Les tremblements commencent à agiter la carlingue, alors que Sméthavie accélère encore son approche, franchement contre toute logique aéronautique.
- Sméthavie, il se passe quelque chose n’est-ce pas ?!
- La tempête a une origine psychique.
- On s’en serait douté… Ça se sent. Ça c’est un des points négatifs du nouveau paradigme.
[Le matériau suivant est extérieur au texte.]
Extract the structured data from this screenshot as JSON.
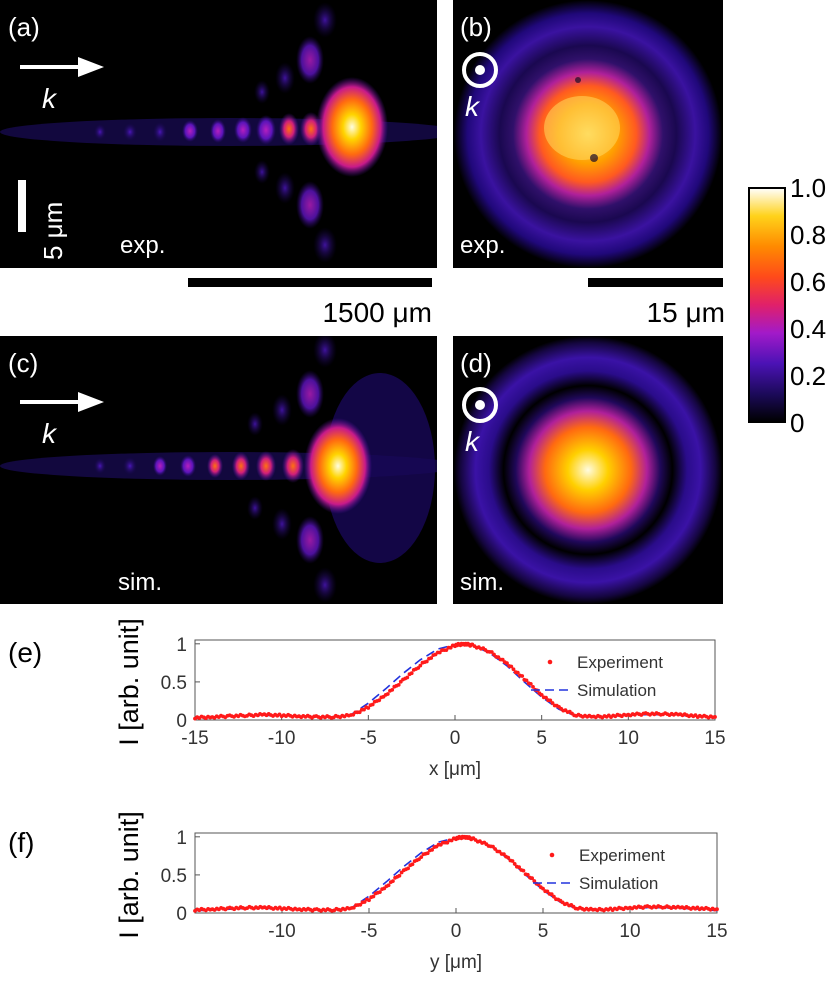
{
  "panels": {
    "a": {
      "tag": "(a)",
      "arrow_label": "k",
      "type_label": "exp.",
      "vscale_label": "5 μm"
    },
    "b": {
      "tag": "(b)",
      "arrow_label": "k",
      "type_label": "exp."
    },
    "c": {
      "tag": "(c)",
      "arrow_label": "k",
      "type_label": "sim."
    },
    "d": {
      "tag": "(d)",
      "arrow_label": "k",
      "type_label": "sim."
    },
    "e": {
      "tag": "(e)"
    },
    "f": {
      "tag": "(f)"
    }
  },
  "scalebars": {
    "longitudinal": "1500 μm",
    "transverse": "15 μm"
  },
  "colorbar": {
    "ticks": [
      "1.0",
      "0.8",
      "0.6",
      "0.4",
      "0.2",
      "0"
    ]
  },
  "colors": {
    "experiment": "#ff1a1a",
    "simulation": "#2233dd"
  },
  "chart_data": [
    {
      "type": "line",
      "panel": "(e)",
      "xlabel": "x [μm]",
      "ylabel": "I [arb. unit]",
      "xlim": [
        -15,
        15
      ],
      "ylim": [
        0,
        1.05
      ],
      "xticks": [
        "-15",
        "-10",
        "-5",
        "0",
        "5",
        "10",
        "15"
      ],
      "yticks": [
        "0",
        "0.5",
        "1"
      ],
      "legend": [
        "Experiment",
        "Simulation"
      ],
      "legend_position": "right",
      "series": [
        {
          "name": "Experiment",
          "style": "markers",
          "x": [
            -15,
            -14,
            -13,
            -12,
            -11,
            -10,
            -9,
            -8,
            -7,
            -6,
            -5,
            -4,
            -3,
            -2,
            -1,
            0,
            0.5,
            1,
            2,
            3,
            4,
            5,
            6,
            7,
            8,
            9,
            10,
            11,
            12,
            13,
            14,
            15
          ],
          "y": [
            0.03,
            0.04,
            0.05,
            0.06,
            0.07,
            0.06,
            0.05,
            0.04,
            0.04,
            0.06,
            0.17,
            0.33,
            0.52,
            0.72,
            0.88,
            0.98,
            1.0,
            0.98,
            0.9,
            0.74,
            0.54,
            0.33,
            0.16,
            0.06,
            0.04,
            0.05,
            0.07,
            0.08,
            0.08,
            0.07,
            0.05,
            0.04
          ]
        },
        {
          "name": "Simulation",
          "style": "dashed",
          "x": [
            -15,
            -14,
            -13,
            -12,
            -11,
            -10,
            -9,
            -8,
            -7,
            -6,
            -5,
            -4,
            -3,
            -2,
            -1,
            0,
            0.5,
            1,
            2,
            3,
            4,
            5,
            6,
            7,
            8,
            9,
            10,
            11,
            12,
            13,
            14,
            15
          ],
          "y": [
            0.03,
            0.04,
            0.05,
            0.06,
            0.06,
            0.06,
            0.05,
            0.04,
            0.04,
            0.07,
            0.22,
            0.41,
            0.61,
            0.79,
            0.93,
            0.99,
            1.0,
            0.98,
            0.88,
            0.71,
            0.5,
            0.3,
            0.14,
            0.05,
            0.04,
            0.05,
            0.06,
            0.07,
            0.07,
            0.06,
            0.05,
            0.03
          ]
        }
      ]
    },
    {
      "type": "line",
      "panel": "(f)",
      "xlabel": "y [μm]",
      "ylabel": "I [arb. unit]",
      "xlim": [
        -15,
        15
      ],
      "ylim": [
        0,
        1.05
      ],
      "xticks": [
        "-10",
        "-5",
        "0",
        "5",
        "10",
        "15"
      ],
      "yticks": [
        "0",
        "0.5",
        "1"
      ],
      "legend": [
        "Experiment",
        "Simulation"
      ],
      "legend_position": "right",
      "series": [
        {
          "name": "Experiment",
          "style": "markers",
          "x": [
            -15,
            -14,
            -13,
            -12,
            -11,
            -10,
            -9,
            -8,
            -7,
            -6,
            -5,
            -4,
            -3,
            -2,
            -1,
            0,
            0.5,
            1,
            2,
            3,
            4,
            5,
            6,
            7,
            8,
            9,
            10,
            11,
            12,
            13,
            14,
            15
          ],
          "y": [
            0.04,
            0.05,
            0.06,
            0.07,
            0.07,
            0.06,
            0.05,
            0.04,
            0.04,
            0.06,
            0.18,
            0.35,
            0.55,
            0.74,
            0.89,
            0.98,
            1.0,
            0.97,
            0.88,
            0.72,
            0.52,
            0.32,
            0.15,
            0.06,
            0.04,
            0.05,
            0.07,
            0.08,
            0.08,
            0.07,
            0.06,
            0.05
          ]
        },
        {
          "name": "Simulation",
          "style": "dashed",
          "x": [
            -15,
            -14,
            -13,
            -12,
            -11,
            -10,
            -9,
            -8,
            -7,
            -6,
            -5,
            -4,
            -3,
            -2,
            -1,
            0,
            0.5,
            1,
            2,
            3,
            4,
            5,
            6,
            7,
            8,
            9,
            10,
            11,
            12,
            13,
            14,
            15
          ],
          "y": [
            0.03,
            0.04,
            0.05,
            0.06,
            0.06,
            0.06,
            0.05,
            0.04,
            0.04,
            0.07,
            0.22,
            0.41,
            0.61,
            0.79,
            0.93,
            0.99,
            1.0,
            0.98,
            0.88,
            0.71,
            0.5,
            0.3,
            0.14,
            0.05,
            0.04,
            0.05,
            0.06,
            0.07,
            0.07,
            0.06,
            0.05,
            0.03
          ]
        }
      ]
    }
  ]
}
Depuis la fin des Temps de la Terreur et l’instauration définitive de l’Archimagistère avec sa prédominance sur les lois de la Nature, toutes les pensées les plus fortes ont une incidence physique clairement plus affirmée que dans les temps anciens.
- Si c’est le seul corollaire désagréable au monde d’avant, je pense que personne ne voudrait revenir à l’ancien pour s’en voir débarrassé… Ne vous en faites pas, nous sommes en approche de la Tour Royale.
- A… très, très grande vitesse non ?
Sméthavie se met à rire de bon cœur.
- Pas autant que je l’aimerais pourtant, mais suffisamment pour gagner sur la tempête, le temps de lui échapper.
- Il existe des Tvish qui ne soient pas des casse-cous dans l’âme ?
- Non ! Pourquoi ? Il faudrait ?!

Sans réponse du Hiérodarque, se contentant pour sa part d’un sourire trahissant une incommensurable fierté pour « ses filles », sentiment que là, Sméthavie peut ressentir comme une vague de chaleur intense l’envahir, elle reprend la parole sur un ton plus sérieux.
- Nous allons négocier une manœuvre un peu spéciale contre le vent et on se pose tout de suite après. Ça va aller ?
- Le fait de le demander n’a rien de rassurant. Vous auriez mieux fait de vous taire…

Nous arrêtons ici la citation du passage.